Zero Hora entrou em contato com a Funai, mas não obteve um posicionamento da instituição até a mais recente atualização desta reportagem. O espaço para manifestação segue aberto.

Jonathan Heckler/Agencia RBS
Prefeitura diz que há somente ambulantes indígenas vendendo em ruas do Centro. Reportagem de Zero Hora viu que não é bem assim.

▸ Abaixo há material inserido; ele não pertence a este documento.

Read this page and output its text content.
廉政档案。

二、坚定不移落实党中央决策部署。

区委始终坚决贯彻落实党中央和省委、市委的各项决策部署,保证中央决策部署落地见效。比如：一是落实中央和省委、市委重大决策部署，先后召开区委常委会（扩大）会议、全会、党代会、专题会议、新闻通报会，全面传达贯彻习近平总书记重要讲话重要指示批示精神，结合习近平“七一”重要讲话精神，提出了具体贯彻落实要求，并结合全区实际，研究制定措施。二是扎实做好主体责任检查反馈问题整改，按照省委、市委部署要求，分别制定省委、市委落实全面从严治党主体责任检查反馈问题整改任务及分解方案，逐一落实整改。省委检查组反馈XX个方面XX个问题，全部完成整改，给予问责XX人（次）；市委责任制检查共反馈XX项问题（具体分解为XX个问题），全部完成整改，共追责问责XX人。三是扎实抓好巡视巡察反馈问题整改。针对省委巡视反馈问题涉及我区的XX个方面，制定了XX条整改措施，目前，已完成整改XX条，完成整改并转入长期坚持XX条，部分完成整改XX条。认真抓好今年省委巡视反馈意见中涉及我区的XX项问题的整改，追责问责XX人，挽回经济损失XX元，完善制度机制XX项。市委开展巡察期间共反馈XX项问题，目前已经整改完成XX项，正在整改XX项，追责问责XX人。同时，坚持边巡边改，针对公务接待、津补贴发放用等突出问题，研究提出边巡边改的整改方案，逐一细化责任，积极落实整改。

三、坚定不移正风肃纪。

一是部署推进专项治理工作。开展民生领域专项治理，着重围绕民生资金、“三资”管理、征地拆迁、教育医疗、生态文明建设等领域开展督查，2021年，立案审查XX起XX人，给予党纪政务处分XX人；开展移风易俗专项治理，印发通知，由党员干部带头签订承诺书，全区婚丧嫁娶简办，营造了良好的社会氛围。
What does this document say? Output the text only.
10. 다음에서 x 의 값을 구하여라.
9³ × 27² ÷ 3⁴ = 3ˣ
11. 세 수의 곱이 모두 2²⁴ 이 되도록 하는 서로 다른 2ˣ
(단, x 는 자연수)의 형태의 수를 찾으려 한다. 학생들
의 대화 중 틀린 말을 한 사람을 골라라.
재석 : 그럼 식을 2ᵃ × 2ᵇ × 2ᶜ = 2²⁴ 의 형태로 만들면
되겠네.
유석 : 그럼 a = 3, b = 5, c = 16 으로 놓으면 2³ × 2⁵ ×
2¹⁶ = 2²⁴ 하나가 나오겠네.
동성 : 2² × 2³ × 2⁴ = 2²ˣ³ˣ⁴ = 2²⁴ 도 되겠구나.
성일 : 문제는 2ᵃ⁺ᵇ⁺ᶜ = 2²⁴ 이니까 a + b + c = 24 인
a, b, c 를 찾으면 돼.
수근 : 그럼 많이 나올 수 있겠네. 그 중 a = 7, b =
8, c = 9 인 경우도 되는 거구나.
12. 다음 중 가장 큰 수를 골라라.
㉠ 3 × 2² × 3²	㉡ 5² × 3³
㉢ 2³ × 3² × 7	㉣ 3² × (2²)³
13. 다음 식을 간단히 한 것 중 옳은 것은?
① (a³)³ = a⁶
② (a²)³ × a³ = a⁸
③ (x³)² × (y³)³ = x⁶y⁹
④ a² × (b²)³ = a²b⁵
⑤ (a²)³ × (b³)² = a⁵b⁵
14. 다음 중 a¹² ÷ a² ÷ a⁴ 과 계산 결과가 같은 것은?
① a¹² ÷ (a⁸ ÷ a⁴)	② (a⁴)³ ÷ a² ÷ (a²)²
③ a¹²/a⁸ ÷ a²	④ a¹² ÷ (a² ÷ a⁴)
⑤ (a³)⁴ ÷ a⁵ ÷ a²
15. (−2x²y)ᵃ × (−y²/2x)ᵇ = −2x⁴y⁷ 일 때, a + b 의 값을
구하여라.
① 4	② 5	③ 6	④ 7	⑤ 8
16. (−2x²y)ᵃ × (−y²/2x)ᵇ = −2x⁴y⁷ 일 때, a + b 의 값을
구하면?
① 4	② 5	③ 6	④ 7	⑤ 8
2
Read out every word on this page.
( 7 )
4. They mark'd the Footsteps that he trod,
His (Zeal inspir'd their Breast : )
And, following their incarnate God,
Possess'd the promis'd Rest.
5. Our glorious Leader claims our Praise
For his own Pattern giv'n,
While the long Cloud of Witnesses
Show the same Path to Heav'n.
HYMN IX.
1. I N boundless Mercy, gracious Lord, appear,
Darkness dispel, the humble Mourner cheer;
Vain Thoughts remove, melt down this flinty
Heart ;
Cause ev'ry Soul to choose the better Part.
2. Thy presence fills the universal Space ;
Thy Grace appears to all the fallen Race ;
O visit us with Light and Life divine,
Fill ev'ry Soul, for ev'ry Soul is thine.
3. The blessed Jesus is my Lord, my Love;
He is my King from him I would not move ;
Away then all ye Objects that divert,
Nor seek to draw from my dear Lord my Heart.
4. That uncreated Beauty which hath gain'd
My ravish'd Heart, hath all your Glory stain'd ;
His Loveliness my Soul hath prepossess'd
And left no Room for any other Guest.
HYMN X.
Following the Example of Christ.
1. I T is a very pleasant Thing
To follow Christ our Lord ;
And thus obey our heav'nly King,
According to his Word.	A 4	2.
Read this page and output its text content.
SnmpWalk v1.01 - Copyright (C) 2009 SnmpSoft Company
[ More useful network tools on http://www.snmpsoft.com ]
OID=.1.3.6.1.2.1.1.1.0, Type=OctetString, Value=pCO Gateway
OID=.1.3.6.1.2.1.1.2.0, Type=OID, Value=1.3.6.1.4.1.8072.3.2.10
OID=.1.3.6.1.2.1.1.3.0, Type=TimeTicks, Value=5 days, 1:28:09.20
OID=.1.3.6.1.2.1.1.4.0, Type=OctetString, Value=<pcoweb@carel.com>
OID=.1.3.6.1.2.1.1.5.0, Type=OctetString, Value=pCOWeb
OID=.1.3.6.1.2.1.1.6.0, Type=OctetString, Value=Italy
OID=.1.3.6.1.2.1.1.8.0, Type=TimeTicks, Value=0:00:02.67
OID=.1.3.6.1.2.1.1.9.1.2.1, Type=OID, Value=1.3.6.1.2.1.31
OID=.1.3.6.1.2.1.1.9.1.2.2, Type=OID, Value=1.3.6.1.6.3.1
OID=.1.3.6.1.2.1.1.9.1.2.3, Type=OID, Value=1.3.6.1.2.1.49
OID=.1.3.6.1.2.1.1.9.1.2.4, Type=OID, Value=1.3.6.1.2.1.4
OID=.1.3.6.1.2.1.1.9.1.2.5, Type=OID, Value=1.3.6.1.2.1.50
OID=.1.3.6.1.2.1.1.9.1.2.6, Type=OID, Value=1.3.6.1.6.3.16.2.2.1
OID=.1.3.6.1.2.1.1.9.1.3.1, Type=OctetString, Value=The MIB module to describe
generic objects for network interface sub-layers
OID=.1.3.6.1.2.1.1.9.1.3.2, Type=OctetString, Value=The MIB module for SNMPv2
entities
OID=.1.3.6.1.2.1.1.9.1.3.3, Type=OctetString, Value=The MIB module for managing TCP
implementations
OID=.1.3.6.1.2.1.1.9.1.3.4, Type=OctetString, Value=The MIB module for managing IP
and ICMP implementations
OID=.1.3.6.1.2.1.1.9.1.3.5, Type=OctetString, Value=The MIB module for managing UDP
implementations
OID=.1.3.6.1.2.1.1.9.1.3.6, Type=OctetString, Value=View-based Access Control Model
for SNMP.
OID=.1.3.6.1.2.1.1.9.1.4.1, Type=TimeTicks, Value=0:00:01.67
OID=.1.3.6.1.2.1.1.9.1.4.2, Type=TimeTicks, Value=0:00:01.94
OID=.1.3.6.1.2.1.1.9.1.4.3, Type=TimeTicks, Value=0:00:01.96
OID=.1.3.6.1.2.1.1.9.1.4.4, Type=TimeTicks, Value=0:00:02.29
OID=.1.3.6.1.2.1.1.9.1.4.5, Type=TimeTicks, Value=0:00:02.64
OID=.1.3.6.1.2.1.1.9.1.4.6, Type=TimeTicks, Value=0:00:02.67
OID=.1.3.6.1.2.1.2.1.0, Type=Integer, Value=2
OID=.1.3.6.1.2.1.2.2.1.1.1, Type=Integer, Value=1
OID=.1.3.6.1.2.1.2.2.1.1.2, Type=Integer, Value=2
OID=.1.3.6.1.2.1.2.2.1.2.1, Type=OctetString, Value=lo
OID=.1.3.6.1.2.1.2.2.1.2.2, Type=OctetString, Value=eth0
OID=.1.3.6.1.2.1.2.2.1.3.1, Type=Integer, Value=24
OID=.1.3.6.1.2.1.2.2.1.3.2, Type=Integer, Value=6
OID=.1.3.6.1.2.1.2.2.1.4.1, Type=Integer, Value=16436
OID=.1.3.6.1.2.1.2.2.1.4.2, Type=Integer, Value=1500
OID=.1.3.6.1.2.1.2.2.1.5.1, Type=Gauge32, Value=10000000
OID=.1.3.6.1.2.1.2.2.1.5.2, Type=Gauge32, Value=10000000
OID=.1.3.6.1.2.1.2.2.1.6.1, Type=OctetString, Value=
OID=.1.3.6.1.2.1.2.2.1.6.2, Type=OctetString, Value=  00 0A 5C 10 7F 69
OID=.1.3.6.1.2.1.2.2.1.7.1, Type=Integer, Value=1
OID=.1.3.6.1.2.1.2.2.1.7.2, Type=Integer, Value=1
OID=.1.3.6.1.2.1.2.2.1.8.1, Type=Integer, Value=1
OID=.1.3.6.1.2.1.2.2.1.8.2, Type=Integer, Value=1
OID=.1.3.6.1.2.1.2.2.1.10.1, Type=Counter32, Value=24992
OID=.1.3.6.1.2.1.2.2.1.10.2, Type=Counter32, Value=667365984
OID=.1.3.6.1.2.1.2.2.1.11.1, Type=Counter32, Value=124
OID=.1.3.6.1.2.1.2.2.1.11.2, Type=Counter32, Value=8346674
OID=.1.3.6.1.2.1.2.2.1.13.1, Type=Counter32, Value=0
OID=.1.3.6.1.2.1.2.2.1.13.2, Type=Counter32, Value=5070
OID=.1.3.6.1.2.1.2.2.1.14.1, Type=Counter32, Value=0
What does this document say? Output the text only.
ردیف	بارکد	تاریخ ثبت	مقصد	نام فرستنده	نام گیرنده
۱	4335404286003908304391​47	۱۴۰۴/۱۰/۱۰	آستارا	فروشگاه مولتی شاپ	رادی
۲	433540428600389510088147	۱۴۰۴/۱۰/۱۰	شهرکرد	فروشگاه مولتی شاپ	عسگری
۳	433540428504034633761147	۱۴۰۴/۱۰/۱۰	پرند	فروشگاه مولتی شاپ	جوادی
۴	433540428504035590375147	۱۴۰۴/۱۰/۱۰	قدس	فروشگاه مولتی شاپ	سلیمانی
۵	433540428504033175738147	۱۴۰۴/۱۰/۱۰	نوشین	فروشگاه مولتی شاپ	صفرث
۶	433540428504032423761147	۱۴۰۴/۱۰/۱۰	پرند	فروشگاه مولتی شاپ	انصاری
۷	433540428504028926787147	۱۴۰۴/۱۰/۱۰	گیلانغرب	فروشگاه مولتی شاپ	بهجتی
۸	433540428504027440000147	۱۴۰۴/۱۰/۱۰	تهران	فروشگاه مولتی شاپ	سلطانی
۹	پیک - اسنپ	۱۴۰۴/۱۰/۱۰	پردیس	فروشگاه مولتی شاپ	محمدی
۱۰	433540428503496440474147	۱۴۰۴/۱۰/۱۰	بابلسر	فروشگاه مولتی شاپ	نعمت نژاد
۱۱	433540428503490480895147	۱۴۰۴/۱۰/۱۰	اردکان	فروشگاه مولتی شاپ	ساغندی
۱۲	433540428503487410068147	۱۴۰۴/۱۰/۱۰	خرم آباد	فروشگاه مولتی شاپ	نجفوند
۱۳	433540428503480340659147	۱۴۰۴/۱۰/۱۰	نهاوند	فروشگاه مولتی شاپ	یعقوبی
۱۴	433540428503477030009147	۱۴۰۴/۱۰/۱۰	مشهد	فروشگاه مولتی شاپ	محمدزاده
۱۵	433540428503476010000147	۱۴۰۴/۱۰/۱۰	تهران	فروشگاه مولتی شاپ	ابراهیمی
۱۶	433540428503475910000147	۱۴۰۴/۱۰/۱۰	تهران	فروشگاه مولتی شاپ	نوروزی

— Quando a informalidade cresce sem controle, cria-se uma concorrência claramente desigual. Enquanto alguns empreendedores assumem todos os custos e responsabilidades da atividade econômica formal, outros passam a atuar sem as mesmas obrigações, ocupando espaços públicos e competindo diretamente pelos mesmos consumidores — afirma o presidente da Câmara de Dirigentes Lojistas de Porto Alegre (CDL-POA), Carlos Klein. 

Lugar de sobra

Em 2009, o então prefeito José Fogaça criou um centro comercial para abrigar camelôs que tomavam conta das ruas de Porto Alegre. O espaço, apelidado de "camelódromo" e "shopping dos ambulantes" foi cedido, após licitação, para uma empresa privada administrar.

Depois, o espaço veio ser chamado de Centro Popular de Compras (POP Center). Prestes completar 17 anos em 2026, o centro comercial ainda abriga ambulantes que decidiram  se regulamentar no passado — a maioria vende roupas, brinquedos e eletrônicos. Contudo, o local está hoje com mais de 200 lojas desocupas

Guilherme Gonçalves/Agência RBS
Pop Center foi criado para abrigar ambulantes e retirá-los das calçadas de Porto Alegre.

De acordo com a CEO do Pop Center, Elaine Deboni, já houve diversas tentativas de atrair ambulantes que estão hoje nas ruas para venderem seus produtos no local: 

— Aqui dentro devem atuar dentro da lei. Estamos com esses espaços vazios porque vendedores se aposentara ou por causa da enchente. Não fomos atingidos, mas alguns que estavam aqui perderam tudo e foram para o interior — conta Elaine. 

— Já tentamos de tudo para trazer esses novos ambulantes. Eles não querem. A gente senta para conversar e eles nem ouvem a proposta. Se fazem que não entendem o que a gente diz. Ainda são violentos com os fiscais — completa a CEO do Pop Center. 

Hoje, o aluguel de um espaço no Pop Center parte de R$ 64 pelo metro quadrado. O pagamento deve ser feito semanalmente. Um projeto de lei enviado pelo prefeito Sebastião Melo à Câmara de Vereadores autoriza que microempresários e microempreendedores individuais (MEIs) ocupem lojas vazias do Pop Center. 

Guilherme Gonçalves/Agência RBS
Pop Center está com mais de 200 espaços para lojas vazios.

Presidente da Federação das Associações Gaúchas do Varejo (FAGV), Vilson Noer lembra do efeito da criação do camelódromo para o comércio do Centro Histórico. A ideia do shopping para ambulantes surgiu em viagens para outros Estados junto com o vereador Idenir Cecchim, ex-secretário municipal da Produção, Indústria e Comércio (Smic) na gestão de Fogaça. 

— A Rua da Praia já foi um dos pontos mais caros de Porto Alegre. A presença de ambulantes afastou o nível de clientes que conseguimos atrair depois que os camelôs saíram das ruas, que eram da classe média — diz Noer. 

O representante varejista diz que, na época, enquanto presidente da CDL-POA, ele e outros interlocutores conseguiram atrair marcas como Renner, Marisa, Riachuelo, Hering e Beagle para a Rua dos Andradas. Nos últimos três anos, todas elas fecharam lojas na rua. Dessas, somente a Marisa mantém ainda uma das duas operações que tinha na via. 

— Não adianta criar ruas bonitas, calçadas legais e encher de ambulantes e camelôs. No fim de tarde não se consegue nem caminhar. Falta vontade politica — conclui Noer.